I’m stretching out, shoeless, on a sofa at the back of a fancy coffee shop. You know the place: the furniture is deliberately unmatched, there’s a chalkboard in the loo and the lamp to my right is inexplicably made out of cork. Aside from the two women to my left, who are thoughtfully conducting their conversation at a volume loud enough not to exclude anyone in the room, most people are quiet as they sit concentrating over glowing MacBooks. So as I guzzle down my unnaturally tall cup of English Breakfast tea (what will it take to stop people pouring the water in first?) this feels like an appropriate venue to confess that after years of merry isolationism, I’ve finally jumped ship and bought myself an iPhone.
You can only hold out against the tide for so long.
Aside from this development it’s been a quiet couple of weeks, with much binging on niche British documentaries (I, for one, am now a lot better informed about the inner workings of the Crown Prosecution Service) as we waited for some variant of either spring or summer (not fussy) to arrive. Two weekends ago, I saw Mai Dang Lao, directed by one Marti Lyons and set during the overnight shift at a 24/7 fast food drive through. (Did you know that over 70% of US fast food revenue comes from drive throughs? No one else seems surprised by this fact, but if that sounds like the kind of number you want to have in your head, may I recommend The Rise and Fall of American Growth which I’ve just finished ploughing through.) Anyway, the play goes down a darkened Zimbardo-esque path of “what will people do once empowered to do it?” while remaining pretty funny – it got a little self-aware for me at points, but enjoyable nonetheless.
Randi’s mum has also been in town quite a bit, so we’ve had several good dinners out together, and we’ve also managed to catch-up with gone-but-never-forgotten Lauri after work one evening with Todd. Making belated use of a Christmas gift from Robert, Randi and I also dined at La Scarola, a place which always shows me a quite ridiculous (but very welcome) favouritism. The couple ahead of us were quoted a two-hour wait, but after spotting me, we were waved through to a table within five minutes. I wish I knew what has ever qualified me for this treatment, because then maybe I could replicate it elsewhere. (For the record, though, La Scarola is always delicious.)

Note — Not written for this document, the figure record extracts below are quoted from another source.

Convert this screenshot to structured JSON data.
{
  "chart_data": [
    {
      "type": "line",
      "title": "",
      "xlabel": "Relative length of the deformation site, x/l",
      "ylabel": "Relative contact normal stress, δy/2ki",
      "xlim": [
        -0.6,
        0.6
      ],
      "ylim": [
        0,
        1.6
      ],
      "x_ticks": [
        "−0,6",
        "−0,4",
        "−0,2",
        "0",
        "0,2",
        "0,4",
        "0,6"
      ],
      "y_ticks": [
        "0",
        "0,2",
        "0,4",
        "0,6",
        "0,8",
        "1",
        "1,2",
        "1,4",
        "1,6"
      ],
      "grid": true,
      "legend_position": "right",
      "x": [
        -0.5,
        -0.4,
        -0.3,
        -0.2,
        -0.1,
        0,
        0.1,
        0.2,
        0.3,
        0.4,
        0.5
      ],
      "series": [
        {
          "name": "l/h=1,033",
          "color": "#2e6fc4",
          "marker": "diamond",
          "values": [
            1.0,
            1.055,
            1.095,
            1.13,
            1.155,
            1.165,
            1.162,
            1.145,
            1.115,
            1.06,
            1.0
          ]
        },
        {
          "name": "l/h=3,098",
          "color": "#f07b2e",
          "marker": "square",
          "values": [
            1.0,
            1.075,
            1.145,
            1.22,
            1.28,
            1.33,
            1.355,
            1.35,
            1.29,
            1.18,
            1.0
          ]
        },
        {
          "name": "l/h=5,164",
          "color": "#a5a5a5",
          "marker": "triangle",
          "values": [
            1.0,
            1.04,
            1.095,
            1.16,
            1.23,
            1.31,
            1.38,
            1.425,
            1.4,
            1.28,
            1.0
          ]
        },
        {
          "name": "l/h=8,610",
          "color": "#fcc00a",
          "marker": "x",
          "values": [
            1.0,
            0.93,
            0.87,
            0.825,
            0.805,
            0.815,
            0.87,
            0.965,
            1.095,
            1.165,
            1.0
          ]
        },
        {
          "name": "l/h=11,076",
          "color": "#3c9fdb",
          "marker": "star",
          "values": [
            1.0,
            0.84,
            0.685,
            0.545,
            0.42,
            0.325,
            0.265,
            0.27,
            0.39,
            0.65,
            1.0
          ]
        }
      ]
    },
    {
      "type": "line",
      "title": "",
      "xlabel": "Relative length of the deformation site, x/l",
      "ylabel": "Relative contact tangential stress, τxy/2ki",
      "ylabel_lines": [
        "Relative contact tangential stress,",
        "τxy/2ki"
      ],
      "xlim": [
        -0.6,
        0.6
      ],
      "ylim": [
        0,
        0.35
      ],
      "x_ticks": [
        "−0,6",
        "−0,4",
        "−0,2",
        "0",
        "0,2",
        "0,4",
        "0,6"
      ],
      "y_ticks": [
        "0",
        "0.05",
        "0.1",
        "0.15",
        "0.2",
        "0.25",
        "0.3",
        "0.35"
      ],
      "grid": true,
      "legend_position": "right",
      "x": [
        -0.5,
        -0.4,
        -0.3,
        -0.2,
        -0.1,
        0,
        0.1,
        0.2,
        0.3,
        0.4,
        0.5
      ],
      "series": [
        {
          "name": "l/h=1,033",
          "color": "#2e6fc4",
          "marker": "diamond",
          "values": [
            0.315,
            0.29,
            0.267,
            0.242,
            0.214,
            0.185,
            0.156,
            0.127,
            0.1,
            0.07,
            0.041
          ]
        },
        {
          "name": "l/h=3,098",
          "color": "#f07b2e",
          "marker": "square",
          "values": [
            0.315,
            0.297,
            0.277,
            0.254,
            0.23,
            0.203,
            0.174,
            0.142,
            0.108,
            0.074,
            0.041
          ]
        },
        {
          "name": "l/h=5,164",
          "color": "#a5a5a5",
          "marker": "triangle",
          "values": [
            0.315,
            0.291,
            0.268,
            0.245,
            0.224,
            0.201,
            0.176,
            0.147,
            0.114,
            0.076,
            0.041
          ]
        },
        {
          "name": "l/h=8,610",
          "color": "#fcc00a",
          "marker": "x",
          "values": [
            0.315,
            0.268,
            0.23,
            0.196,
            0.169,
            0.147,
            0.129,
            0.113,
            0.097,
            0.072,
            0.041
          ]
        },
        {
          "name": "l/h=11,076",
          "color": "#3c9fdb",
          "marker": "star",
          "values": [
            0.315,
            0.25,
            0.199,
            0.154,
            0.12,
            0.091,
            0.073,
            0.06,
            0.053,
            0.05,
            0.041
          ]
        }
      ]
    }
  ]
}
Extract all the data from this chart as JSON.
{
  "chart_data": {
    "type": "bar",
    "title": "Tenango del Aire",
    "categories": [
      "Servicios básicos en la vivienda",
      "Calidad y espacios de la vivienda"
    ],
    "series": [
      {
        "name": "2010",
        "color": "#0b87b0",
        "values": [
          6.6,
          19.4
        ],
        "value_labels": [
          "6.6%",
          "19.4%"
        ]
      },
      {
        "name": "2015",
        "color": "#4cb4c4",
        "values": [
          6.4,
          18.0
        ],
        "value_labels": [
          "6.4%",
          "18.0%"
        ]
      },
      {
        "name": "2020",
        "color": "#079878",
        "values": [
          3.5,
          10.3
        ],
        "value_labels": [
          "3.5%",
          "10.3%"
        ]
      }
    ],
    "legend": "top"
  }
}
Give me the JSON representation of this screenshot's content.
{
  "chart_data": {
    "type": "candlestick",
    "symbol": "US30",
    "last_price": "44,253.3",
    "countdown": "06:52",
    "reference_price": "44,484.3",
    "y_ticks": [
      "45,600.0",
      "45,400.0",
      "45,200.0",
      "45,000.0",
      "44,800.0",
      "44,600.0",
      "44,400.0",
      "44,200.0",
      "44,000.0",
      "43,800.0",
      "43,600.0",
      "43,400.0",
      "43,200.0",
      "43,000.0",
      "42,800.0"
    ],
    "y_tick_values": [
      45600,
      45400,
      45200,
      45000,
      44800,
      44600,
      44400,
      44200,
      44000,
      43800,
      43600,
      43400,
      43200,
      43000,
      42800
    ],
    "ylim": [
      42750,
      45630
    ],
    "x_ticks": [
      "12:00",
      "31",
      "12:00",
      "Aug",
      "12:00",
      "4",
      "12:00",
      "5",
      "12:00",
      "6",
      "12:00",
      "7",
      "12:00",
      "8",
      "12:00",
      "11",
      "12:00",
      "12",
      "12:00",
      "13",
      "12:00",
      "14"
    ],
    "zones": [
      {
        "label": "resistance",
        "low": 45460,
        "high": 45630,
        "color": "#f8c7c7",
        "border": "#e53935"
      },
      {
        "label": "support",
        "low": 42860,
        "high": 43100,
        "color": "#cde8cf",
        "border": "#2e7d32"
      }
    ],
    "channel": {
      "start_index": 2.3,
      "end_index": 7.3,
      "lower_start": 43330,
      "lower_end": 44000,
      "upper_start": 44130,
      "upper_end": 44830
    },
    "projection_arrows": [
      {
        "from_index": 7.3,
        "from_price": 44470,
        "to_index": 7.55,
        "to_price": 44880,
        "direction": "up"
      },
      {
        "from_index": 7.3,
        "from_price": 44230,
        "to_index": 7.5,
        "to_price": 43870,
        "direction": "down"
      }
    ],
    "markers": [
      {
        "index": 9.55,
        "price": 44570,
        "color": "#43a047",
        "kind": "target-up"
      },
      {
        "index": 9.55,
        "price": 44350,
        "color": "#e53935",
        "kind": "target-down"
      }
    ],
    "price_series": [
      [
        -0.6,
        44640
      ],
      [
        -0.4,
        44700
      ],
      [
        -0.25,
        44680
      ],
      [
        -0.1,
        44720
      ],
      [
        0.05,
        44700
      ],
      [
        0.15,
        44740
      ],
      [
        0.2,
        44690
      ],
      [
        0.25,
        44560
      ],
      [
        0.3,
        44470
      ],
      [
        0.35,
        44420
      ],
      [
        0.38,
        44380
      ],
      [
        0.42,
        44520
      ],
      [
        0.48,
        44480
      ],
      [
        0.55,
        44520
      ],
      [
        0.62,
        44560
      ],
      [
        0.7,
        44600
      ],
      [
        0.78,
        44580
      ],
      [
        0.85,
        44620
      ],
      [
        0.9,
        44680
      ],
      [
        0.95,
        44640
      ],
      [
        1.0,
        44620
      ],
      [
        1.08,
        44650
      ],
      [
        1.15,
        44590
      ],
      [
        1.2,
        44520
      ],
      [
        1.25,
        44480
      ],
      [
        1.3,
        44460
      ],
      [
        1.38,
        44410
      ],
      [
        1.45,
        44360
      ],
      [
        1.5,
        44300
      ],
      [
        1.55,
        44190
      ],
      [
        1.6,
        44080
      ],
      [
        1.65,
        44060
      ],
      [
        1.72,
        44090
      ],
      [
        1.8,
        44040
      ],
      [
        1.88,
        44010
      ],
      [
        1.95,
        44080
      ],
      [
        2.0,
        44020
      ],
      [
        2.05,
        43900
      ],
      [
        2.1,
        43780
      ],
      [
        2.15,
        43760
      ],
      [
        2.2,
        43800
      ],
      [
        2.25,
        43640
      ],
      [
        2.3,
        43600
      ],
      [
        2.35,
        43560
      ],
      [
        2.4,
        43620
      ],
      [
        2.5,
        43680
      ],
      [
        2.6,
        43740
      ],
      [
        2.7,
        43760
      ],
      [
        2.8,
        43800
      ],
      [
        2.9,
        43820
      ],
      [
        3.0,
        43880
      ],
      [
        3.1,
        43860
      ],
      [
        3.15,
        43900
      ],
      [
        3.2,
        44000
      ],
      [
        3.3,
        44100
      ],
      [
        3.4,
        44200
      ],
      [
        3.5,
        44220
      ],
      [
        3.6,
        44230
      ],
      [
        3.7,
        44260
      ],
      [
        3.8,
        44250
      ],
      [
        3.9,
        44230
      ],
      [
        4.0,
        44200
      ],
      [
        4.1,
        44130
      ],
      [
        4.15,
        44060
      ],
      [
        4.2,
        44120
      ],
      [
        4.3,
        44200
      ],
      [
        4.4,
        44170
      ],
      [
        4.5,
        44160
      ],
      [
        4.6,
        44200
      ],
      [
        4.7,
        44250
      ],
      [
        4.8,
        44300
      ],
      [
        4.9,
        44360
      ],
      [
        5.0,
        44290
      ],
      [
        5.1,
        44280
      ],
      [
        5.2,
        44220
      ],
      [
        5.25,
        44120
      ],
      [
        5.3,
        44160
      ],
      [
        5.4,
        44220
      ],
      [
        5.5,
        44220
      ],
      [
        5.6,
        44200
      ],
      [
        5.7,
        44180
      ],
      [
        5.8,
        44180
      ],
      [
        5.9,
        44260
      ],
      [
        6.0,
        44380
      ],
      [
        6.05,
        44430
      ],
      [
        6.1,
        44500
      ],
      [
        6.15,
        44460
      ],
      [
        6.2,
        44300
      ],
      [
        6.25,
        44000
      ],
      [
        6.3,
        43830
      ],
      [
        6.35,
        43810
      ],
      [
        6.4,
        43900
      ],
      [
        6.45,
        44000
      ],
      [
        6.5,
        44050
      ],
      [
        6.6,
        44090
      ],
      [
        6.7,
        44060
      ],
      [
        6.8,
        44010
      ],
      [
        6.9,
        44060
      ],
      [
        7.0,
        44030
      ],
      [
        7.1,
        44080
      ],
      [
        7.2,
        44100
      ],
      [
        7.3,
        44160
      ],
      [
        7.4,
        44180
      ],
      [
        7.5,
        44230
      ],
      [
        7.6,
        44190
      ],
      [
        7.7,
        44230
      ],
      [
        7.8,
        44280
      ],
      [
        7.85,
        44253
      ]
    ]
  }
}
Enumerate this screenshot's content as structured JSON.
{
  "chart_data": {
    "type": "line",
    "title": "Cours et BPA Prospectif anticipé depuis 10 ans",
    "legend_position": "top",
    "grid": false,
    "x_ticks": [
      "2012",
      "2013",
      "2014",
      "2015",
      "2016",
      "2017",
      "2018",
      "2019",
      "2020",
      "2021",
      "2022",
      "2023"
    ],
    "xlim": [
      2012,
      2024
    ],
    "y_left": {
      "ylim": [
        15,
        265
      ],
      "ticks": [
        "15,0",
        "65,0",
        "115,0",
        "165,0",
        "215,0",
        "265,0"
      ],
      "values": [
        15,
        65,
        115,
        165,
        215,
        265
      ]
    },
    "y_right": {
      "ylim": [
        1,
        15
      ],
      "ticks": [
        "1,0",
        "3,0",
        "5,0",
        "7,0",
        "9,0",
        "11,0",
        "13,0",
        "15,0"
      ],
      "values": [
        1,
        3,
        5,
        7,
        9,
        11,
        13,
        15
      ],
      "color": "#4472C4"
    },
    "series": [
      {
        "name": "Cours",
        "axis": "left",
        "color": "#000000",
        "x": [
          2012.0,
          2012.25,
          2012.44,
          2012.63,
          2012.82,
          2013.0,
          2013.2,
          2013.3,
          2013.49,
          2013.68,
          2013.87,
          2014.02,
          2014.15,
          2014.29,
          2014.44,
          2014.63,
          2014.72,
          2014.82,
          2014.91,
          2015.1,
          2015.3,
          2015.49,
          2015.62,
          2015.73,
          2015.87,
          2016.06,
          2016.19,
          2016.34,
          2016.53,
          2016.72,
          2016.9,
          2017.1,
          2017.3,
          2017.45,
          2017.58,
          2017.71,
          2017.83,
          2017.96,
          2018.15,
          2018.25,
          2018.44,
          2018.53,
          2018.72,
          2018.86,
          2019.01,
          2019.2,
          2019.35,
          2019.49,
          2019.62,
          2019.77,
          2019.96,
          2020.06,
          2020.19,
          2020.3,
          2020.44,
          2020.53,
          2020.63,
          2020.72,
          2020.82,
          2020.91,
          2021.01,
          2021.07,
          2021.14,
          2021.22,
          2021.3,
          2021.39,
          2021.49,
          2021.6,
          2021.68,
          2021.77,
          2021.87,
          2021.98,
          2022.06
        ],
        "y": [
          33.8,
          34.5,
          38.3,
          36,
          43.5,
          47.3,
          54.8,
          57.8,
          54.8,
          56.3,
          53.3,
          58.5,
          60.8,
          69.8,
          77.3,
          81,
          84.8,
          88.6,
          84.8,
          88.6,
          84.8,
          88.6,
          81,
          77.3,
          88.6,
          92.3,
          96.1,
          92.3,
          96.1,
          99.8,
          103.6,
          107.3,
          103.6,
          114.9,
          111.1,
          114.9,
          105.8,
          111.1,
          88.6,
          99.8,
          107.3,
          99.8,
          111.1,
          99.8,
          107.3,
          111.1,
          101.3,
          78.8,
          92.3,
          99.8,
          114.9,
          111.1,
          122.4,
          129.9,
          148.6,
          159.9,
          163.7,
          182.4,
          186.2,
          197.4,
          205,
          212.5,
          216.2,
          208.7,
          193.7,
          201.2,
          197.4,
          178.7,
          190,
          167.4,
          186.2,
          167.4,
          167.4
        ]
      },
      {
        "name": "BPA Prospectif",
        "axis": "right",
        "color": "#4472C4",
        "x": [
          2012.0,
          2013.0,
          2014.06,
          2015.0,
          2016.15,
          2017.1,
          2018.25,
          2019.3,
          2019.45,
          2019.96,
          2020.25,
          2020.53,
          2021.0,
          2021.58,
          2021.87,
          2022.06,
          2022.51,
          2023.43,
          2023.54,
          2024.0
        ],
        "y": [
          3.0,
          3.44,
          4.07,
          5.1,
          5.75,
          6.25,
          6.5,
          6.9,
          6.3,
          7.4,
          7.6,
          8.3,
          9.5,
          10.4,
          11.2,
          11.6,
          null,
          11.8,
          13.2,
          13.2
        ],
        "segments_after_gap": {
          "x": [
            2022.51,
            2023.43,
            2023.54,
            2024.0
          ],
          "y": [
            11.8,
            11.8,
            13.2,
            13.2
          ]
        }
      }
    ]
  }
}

Finally, last night we saw The Deltones at iO with Karol, which I’ve had on my list for a long time. One of iO’s regular shows, this is a completely improvised musical, and it’s predictably hilarious. Last night’s topic was EDM. Also very good was the regular improv warm-up act, Smokin’ Hot Dad, and I clearly need to do a better job of hustling for more visitors to Chicago so I can find more excuses to go.